Bastián cogía ya el libro de color cobre para meterlo en la cartera, pero se detuvo.

—No —dijo de pronto en voz alta, en el silencio del desván—. Atreyu no renunciaría tan rápidamente, sólo porque las cosas fueran un poco difíciles. Lo que he empezado tengo que acabarlo. He ido ya demasiado lejos para volverme atrás. Sólo puedo seguir adelante, pase lo que pase.

Se sintió muy solo y, sin embargo, en ese sentimiento había también algo así como orgullo: orgullo de haber sido fuerte y no haber renunciado a su intento.

¡Después de todo, se parecía un poquitín a Atreyu!

Había llegado el momento en que Atreyu no podía realmente seguir adelante. Ante él se abría el Abismo Profundo.

El espanto grandioso de aquella vista no puede describirse con palabras. A través de la región de las Montañas Muertas, la tierra se abría en una brecha que tendría quizá media milla de anchura. Su profundidad no podía determinarse.

Atreyu estaba al borde de un saliente rocoso y miró hacia abajo, a las tinieblas, que parecían llegar hasta el fondo mismo de la tierra. Cogió una piedra del tamaño de su cabeza que había cerca y la lanzó tan lejos como pudo. La piedra cayó, cayó y cayó hasta que se la tragó la oscuridad. Atreyu escuchó pero, aunque esperó largo tiempo, el ruido del impacto no llegó a sus oídos.

Y entonces hizo lo único que podía hacer: comenzó a andar por el borde del Abismo Profundo. Sin embargo, estaba preparado para hacer frente en cualquier momento a aquel «horror de los horrores» del que hablaba la vieja canción. No sabía de qué clase de criatura podía tratarse; sólo sabía que se llamaba Ygrámul.

El Abismo Profundo discurría en línea quebrada a través del desierto de montañas y, naturalmente, en su borde no había ningún camino, sino que también allí se alzaban torres de piedra que Atreyu tenía que escalar y que, a veces, vacilaban peligrosamente bajo sus pies, se atravesaban en su camino gigantescos peñascos que tenía que rodear trabajosamente, o había pendientes de piedras sueltas que se precipitaban hacia la brecha, poniéndose en movimiento cuando él atravesaba. Más de una vez estuvo apunto de despeñarse.
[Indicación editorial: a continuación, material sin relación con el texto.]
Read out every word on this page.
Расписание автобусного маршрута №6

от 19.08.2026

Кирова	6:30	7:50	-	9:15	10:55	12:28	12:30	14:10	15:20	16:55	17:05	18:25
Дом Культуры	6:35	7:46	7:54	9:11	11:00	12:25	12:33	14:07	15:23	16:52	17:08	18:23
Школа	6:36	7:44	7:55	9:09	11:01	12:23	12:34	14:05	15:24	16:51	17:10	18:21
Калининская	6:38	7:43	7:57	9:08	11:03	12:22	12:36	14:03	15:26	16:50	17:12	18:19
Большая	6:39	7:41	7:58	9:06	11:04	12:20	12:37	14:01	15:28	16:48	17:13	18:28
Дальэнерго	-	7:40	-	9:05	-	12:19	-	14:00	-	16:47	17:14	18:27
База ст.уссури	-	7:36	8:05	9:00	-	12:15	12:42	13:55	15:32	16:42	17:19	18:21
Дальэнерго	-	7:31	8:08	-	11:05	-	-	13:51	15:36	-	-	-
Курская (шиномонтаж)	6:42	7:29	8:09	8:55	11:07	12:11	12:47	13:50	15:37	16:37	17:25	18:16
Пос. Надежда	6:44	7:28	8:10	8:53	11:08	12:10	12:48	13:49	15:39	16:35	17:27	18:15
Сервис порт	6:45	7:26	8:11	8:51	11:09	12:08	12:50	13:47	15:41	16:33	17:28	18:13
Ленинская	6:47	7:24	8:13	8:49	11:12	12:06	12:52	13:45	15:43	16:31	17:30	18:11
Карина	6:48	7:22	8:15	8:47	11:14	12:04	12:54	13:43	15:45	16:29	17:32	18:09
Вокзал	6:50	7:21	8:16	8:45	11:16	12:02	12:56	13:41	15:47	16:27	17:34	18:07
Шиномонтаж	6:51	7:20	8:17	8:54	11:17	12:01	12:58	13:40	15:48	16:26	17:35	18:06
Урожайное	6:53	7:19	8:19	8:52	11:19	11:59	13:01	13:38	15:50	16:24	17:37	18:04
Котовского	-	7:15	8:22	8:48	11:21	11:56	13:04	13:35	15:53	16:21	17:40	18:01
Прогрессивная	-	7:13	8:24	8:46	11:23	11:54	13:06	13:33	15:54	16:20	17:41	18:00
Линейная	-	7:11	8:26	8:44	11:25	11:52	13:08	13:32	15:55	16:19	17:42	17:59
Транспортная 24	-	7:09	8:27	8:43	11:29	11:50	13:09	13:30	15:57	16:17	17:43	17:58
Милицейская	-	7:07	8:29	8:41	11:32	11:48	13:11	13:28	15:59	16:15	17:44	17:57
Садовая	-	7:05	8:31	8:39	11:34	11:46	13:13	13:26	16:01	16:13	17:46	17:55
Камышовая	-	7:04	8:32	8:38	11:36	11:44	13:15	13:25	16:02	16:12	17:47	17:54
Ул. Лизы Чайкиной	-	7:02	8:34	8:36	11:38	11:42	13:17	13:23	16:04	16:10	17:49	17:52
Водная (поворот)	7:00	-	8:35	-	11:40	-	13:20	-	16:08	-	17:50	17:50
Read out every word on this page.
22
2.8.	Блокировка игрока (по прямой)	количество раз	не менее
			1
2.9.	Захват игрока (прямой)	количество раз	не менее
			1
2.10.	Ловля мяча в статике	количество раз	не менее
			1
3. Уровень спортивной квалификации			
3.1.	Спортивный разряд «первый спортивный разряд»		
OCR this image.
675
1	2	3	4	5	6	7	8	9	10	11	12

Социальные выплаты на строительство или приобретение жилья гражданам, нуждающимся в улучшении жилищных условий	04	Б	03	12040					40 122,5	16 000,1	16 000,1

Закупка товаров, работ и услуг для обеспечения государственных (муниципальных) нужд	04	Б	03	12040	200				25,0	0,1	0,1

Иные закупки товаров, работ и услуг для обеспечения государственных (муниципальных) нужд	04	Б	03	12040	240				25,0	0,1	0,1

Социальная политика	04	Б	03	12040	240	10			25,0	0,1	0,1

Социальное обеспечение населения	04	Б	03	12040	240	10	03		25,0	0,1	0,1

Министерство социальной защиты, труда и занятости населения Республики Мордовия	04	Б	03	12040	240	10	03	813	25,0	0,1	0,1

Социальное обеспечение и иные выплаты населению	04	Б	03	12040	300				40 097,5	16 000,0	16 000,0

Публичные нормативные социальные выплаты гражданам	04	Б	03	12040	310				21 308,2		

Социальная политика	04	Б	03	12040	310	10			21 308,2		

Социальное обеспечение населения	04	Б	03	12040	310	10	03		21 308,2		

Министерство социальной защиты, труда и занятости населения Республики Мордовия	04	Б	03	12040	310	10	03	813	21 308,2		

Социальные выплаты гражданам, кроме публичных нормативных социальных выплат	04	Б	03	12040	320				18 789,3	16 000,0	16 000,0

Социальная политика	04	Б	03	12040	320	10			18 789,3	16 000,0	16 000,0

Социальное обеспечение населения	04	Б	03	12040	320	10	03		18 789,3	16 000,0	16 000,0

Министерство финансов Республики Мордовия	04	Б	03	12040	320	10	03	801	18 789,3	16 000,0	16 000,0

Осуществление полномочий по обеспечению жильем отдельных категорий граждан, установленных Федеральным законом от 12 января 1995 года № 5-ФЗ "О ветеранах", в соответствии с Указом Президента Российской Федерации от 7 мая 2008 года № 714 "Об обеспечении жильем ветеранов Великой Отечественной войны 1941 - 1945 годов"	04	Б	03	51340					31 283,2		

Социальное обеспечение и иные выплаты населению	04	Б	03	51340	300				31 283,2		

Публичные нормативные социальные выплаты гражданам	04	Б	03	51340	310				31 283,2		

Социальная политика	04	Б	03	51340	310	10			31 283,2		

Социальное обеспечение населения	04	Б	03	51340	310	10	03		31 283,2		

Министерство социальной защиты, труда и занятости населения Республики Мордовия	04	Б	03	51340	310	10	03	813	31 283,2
Si hubiera sabido que un perseguidor seguía sus huellas aproximándose de hora en hora, quizá se hubiera dejado arrastrar a hacer algo irreflexivo que, en aquel camino difícil, hubiera podido costarle caro. Se trataba de aquel ser de las tinieblas que lo perseguía desde que salió. Entretanto, la figura del ser se había espesado tanto que podían distinguirse claramente sus contornos. Era un lobo, negro como la pez y grande como un buey. Con el hocico pegado al suelo, trotaba sobre la pista de Atreyu a través del desierto de piedra de las Montañas Muertas. Le sobresalía mucho la lengua de la boca y llevaba los belfos retraídos, de forma que podían verse sus terribles dientes. El olor fresco le decía que sólo unas millas lo separaban de su víctima. Y esa distancia disminuía sin cesar.

Pero Atreyu nada sabía de su perseguidor y buscaba su camino cauta y lentamente.